Ms. Hamilton illustrates this evolution by having Sophia make foreshadowing observations about herself. My favorite is when the young woman realizes that she wants nothing to do with Charles’ world, but everything to do with him, and that she can’t have both. But that world wants her, for a lot of reasons good and bad, to the same degree that our world, which she holds onto for months, wants her gone. Ms. Hamilton threads the supernatural through every page, every subplot, so when she pulls that string toward the end, Sophia’s life turns completely inside out. Sophia leaves our world behind, and the supernatural world becomes home. It’s ironic, then, that this transition actually has less to do with Charles than with her. Without giving away too much, the supernatural world has been hers longer than it has been his, so I find the fact that she wanted nothing to do with it rather poignant.

Story: ★★★★

The Ending

There are twists and turns in this book, and many of them in the final chapters.
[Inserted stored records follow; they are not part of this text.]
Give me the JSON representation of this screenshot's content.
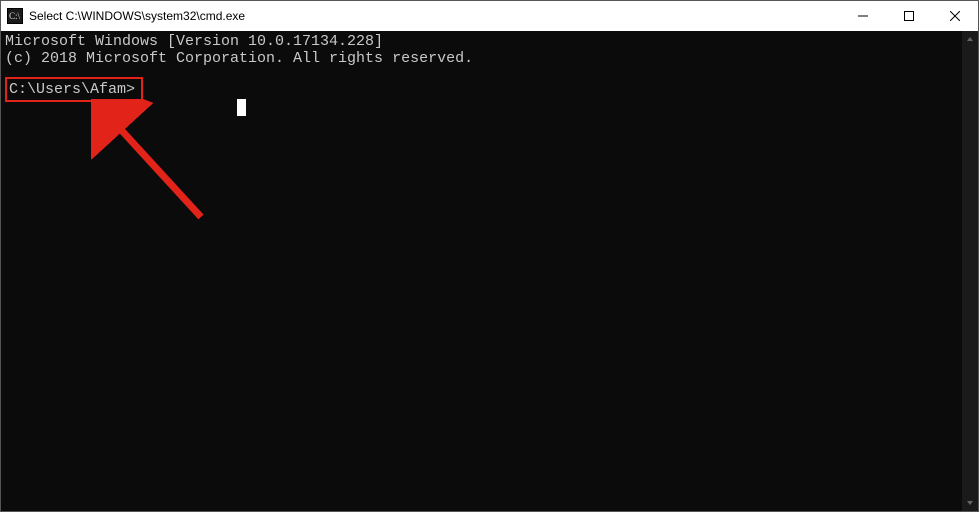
{
  "titlebar": {
    "title": "Select C:\\WINDOWS\\system32\\cmd.exe"
  },
  "console": {
    "line1": "Microsoft Windows [Version 10.0.17134.228]",
    "line2": "(c) 2018 Microsoft Corporation. All rights reserved.",
    "prompt": "C:\\Users\\Afam>"
  },
  "annotation": {
    "highlight_color": "#e2231a"
  }
}
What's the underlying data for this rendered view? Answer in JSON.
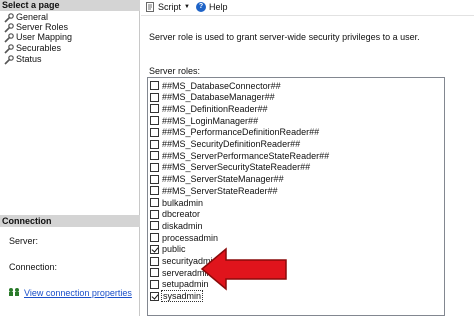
{
  "left_pane": {
    "select_page_header": "Select a page",
    "pages": [
      {
        "label": "General"
      },
      {
        "label": "Server Roles"
      },
      {
        "label": "User Mapping"
      },
      {
        "label": "Securables"
      },
      {
        "label": "Status"
      }
    ],
    "connection_header": "Connection",
    "server_label": "Server:",
    "connection_label": "Connection:",
    "view_connection_link": "View connection properties"
  },
  "toolbar": {
    "script_label": "Script",
    "help_label": "Help",
    "help_glyph": "?"
  },
  "main": {
    "description": "Server role is used to grant server-wide security privileges to a user.",
    "server_roles_label": "Server roles:",
    "roles": [
      {
        "name": "##MS_DatabaseConnector##",
        "checked": false
      },
      {
        "name": "##MS_DatabaseManager##",
        "checked": false
      },
      {
        "name": "##MS_DefinitionReader##",
        "checked": false
      },
      {
        "name": "##MS_LoginManager##",
        "checked": false
      },
      {
        "name": "##MS_PerformanceDefinitionReader##",
        "checked": false
      },
      {
        "name": "##MS_SecurityDefinitionReader##",
        "checked": false
      },
      {
        "name": "##MS_ServerPerformanceStateReader##",
        "checked": false
      },
      {
        "name": "##MS_ServerSecurityStateReader##",
        "checked": false
      },
      {
        "name": "##MS_ServerStateManager##",
        "checked": false
      },
      {
        "name": "##MS_ServerStateReader##",
        "checked": false
      },
      {
        "name": "bulkadmin",
        "checked": false
      },
      {
        "name": "dbcreator",
        "checked": false
      },
      {
        "name": "diskadmin",
        "checked": false
      },
      {
        "name": "processadmin",
        "checked": false
      },
      {
        "name": "public",
        "checked": true
      },
      {
        "name": "securityadmin",
        "checked": false
      },
      {
        "name": "serveradmin",
        "checked": false
      },
      {
        "name": "setupadmin",
        "checked": false
      },
      {
        "name": "sysadmin",
        "checked": true,
        "selected": true
      }
    ]
  },
  "colors": {
    "arrow": "#e0141c",
    "link": "#1a4fc9",
    "header_bg": "#d4d4d4"
  }
}
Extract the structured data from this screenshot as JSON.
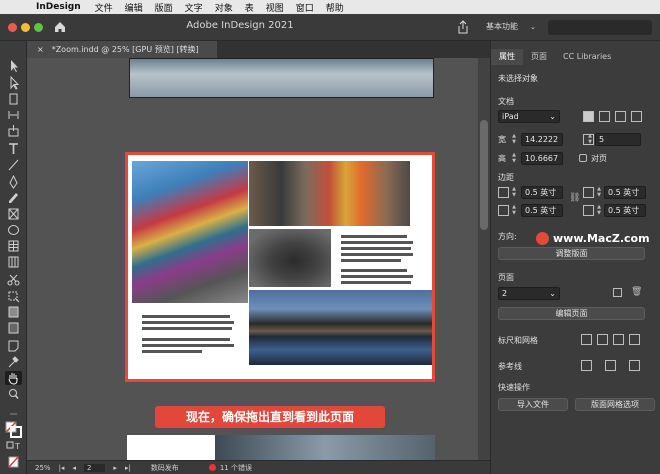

With the progression of reveals at the end…and my personal affection for snowballing climaxes…I enjoyed the pace. Things about the world that weren’t quite settled for me fell in to place. Charles, who had some flat spots until the end, finally rounded out for me. Most important for the first book in a series, it ended in a place that resolves the first set of conflicts while setting up the story and major players of book two nicely. All in all, it was a very satisfying ending to a fresh, creative story.

Ending: ★★★★

So, how do I grade The Forever Girl, by Rebecca Hamilton? It’s a solid 4 of 5…on her scale.